Testosterone is the hormone that puts hair on a man's chest and is the force behind his sex drive.

It’s the hormone that builds a man physically – building muscles, strengthening bones and deepening the voice.

It’s normal for men to experience a gradual decline in testosterone after age 30, but the symptoms of low testosterone can mirror those of other conditions, which is why it’s important for men to stay on top of their overall health.

Whether to test your testosterone levels is a conversation you should have with your doctor, and Dr. Norm Shively, board certified urologist for Yakima Urology Associates, is here to tell you why.
Low Testosterone in Men
Featured Speaker:
Dr.
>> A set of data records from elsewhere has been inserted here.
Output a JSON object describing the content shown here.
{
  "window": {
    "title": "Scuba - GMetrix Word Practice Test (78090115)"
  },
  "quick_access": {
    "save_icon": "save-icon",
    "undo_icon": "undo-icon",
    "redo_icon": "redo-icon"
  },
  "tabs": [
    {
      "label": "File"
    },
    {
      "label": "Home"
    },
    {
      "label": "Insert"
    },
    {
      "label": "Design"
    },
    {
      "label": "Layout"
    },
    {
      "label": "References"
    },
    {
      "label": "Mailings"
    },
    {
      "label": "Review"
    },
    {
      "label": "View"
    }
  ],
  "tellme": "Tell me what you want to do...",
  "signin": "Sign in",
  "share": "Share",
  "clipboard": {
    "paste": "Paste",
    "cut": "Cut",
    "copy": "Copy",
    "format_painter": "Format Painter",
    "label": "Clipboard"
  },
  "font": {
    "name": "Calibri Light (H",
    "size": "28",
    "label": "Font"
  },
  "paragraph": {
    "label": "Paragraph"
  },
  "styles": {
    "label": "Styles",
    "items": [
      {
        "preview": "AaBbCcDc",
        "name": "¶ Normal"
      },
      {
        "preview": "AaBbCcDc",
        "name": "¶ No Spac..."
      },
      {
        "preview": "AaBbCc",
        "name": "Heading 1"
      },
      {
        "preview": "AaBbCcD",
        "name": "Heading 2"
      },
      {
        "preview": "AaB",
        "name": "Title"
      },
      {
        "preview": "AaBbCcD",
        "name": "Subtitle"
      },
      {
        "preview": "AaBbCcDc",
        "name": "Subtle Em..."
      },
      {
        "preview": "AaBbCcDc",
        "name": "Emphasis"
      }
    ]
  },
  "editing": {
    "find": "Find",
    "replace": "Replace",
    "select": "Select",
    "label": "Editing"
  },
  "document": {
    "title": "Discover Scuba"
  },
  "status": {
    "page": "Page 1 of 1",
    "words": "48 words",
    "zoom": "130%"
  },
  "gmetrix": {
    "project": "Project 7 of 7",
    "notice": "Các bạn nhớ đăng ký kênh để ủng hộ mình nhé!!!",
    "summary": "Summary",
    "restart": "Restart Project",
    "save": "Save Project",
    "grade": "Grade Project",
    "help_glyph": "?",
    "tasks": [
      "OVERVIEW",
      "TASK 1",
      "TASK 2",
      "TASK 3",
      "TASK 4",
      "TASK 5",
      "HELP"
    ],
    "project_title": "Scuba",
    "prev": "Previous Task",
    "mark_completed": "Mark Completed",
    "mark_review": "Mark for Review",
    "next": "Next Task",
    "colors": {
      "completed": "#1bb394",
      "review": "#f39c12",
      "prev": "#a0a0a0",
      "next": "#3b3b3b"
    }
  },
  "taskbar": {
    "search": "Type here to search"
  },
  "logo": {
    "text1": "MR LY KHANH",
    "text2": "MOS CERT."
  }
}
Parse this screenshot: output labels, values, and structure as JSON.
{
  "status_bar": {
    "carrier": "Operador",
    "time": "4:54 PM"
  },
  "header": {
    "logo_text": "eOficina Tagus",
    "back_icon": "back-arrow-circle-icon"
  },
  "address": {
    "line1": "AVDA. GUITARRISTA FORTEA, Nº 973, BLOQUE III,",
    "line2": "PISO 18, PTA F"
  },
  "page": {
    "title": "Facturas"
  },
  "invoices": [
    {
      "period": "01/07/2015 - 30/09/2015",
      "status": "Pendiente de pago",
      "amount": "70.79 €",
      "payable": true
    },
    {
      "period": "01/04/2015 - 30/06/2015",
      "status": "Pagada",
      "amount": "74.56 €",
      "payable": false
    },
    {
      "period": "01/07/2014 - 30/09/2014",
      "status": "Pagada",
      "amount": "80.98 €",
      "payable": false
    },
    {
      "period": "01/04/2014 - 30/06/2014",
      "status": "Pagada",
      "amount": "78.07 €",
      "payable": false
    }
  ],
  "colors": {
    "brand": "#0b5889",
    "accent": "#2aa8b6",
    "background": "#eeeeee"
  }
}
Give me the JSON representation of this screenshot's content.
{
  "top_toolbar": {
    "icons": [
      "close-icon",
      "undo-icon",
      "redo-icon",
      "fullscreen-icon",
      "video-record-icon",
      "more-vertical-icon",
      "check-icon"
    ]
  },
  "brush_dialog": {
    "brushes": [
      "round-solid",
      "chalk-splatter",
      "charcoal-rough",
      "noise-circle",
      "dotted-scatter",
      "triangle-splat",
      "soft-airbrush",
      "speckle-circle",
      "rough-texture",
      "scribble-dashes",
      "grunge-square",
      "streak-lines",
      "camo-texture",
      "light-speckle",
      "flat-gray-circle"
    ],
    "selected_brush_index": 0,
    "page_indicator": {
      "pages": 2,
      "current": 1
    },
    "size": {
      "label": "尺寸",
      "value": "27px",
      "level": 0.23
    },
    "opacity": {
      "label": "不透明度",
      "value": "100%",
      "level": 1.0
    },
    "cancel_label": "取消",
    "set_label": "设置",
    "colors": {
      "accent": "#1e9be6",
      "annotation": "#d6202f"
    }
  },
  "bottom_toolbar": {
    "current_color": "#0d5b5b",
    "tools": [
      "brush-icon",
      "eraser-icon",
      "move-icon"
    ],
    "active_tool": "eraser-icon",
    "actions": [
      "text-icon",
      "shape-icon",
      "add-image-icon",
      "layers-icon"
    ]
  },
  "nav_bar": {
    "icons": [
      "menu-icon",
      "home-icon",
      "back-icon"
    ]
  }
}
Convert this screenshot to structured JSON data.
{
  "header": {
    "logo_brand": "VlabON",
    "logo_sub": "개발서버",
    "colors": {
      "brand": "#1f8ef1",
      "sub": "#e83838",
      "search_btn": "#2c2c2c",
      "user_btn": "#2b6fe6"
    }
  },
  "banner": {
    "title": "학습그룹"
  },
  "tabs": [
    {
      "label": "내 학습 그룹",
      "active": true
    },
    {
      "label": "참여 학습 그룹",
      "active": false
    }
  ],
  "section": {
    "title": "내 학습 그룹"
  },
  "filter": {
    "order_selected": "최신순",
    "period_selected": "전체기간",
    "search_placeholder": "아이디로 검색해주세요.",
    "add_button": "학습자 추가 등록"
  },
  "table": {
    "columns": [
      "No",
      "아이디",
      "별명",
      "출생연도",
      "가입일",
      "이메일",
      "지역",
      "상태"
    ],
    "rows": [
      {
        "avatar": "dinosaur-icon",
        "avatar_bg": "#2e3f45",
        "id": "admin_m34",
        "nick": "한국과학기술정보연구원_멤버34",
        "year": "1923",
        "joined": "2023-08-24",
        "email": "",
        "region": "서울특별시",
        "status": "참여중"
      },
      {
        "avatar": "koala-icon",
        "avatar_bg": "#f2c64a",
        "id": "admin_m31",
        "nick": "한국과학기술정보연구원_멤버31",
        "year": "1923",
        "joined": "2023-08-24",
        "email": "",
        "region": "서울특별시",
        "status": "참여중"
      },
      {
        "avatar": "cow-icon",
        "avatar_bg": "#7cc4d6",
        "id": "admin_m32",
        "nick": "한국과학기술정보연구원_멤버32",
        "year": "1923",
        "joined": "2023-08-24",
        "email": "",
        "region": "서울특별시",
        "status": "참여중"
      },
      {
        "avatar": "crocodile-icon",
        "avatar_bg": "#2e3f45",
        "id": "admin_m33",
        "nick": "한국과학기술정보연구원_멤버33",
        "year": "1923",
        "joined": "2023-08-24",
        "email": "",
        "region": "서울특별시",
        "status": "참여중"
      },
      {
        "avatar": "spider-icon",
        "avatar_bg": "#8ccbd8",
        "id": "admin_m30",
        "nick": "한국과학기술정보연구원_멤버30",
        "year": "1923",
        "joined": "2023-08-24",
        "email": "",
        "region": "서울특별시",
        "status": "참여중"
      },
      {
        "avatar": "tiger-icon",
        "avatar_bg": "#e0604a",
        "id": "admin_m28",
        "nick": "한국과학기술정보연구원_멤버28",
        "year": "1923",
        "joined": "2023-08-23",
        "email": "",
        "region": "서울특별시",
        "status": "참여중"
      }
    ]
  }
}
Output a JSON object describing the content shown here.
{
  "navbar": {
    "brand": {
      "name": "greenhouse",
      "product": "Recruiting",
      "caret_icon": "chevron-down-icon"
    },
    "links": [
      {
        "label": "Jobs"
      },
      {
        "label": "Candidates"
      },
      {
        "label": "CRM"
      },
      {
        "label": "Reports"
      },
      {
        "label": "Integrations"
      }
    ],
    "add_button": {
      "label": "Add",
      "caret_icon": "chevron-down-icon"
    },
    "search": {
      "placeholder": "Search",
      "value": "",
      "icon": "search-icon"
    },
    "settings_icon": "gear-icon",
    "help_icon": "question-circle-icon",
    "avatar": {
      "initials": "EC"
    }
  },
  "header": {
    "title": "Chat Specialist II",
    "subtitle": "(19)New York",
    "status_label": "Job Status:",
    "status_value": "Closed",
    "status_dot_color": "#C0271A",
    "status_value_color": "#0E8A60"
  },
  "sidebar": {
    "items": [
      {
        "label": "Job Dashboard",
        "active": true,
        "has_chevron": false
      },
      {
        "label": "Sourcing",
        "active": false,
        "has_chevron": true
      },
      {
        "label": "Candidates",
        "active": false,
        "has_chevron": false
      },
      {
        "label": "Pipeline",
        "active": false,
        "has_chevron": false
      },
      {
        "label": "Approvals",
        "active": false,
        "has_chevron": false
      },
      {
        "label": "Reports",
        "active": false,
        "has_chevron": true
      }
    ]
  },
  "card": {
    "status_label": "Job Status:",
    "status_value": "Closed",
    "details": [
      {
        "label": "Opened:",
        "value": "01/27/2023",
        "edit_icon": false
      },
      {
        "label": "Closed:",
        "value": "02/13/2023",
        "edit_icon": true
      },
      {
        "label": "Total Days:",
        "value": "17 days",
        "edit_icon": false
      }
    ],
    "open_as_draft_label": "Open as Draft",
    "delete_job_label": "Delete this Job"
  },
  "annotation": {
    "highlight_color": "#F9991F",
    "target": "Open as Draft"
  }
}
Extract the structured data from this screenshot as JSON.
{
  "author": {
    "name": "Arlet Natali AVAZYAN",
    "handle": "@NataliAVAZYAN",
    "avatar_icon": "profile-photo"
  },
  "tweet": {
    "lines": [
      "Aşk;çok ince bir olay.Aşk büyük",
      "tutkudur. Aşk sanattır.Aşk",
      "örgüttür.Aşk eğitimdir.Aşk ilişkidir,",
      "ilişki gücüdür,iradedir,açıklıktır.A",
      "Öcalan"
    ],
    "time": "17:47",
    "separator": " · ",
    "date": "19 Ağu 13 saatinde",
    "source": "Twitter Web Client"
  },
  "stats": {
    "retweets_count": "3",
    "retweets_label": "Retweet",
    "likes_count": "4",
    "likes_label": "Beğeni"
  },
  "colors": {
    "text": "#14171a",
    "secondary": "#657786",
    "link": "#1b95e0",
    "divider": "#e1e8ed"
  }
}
Norm Shively, Yakima Urology Associates
Dr. Norm Shively is a board certified urologist for Yakima Urology Associates. Dr. Shively received a bachelor’s degree at Whittier College, a medical degree at Oregon Health Science and continued his education with a surgical/urology internship at the University of New Mexico. Dr. Shively completed a medical mission in South Africa before completing his urology residency in 1988. He is active in several professional organizations and previously served three years as Chief of Surgery.
Transcription:
Low Testosterone in Men

Melanie Cole (Host):  Testosterone is the hormone that puts hair on a man’s chest and is the force behind his sex drive. It’s the hormone that builds a man physically, building his muscles, strengthening bones, and deepening the voice. It’s normal for men to experience a gradual decline in testosterone after age 30, but the symptoms of low testosterone can mirror those of other conditions and may be quite alarming. My guest today is Dr. Norm Shively. He is a board-certified urologist for Yakima Urology Associates. Welcome to the show, Dr. Shively. Tell us a little bit about what is low testosterone and things that we hear in the media about low T and what symptoms should men be on the lookout for. 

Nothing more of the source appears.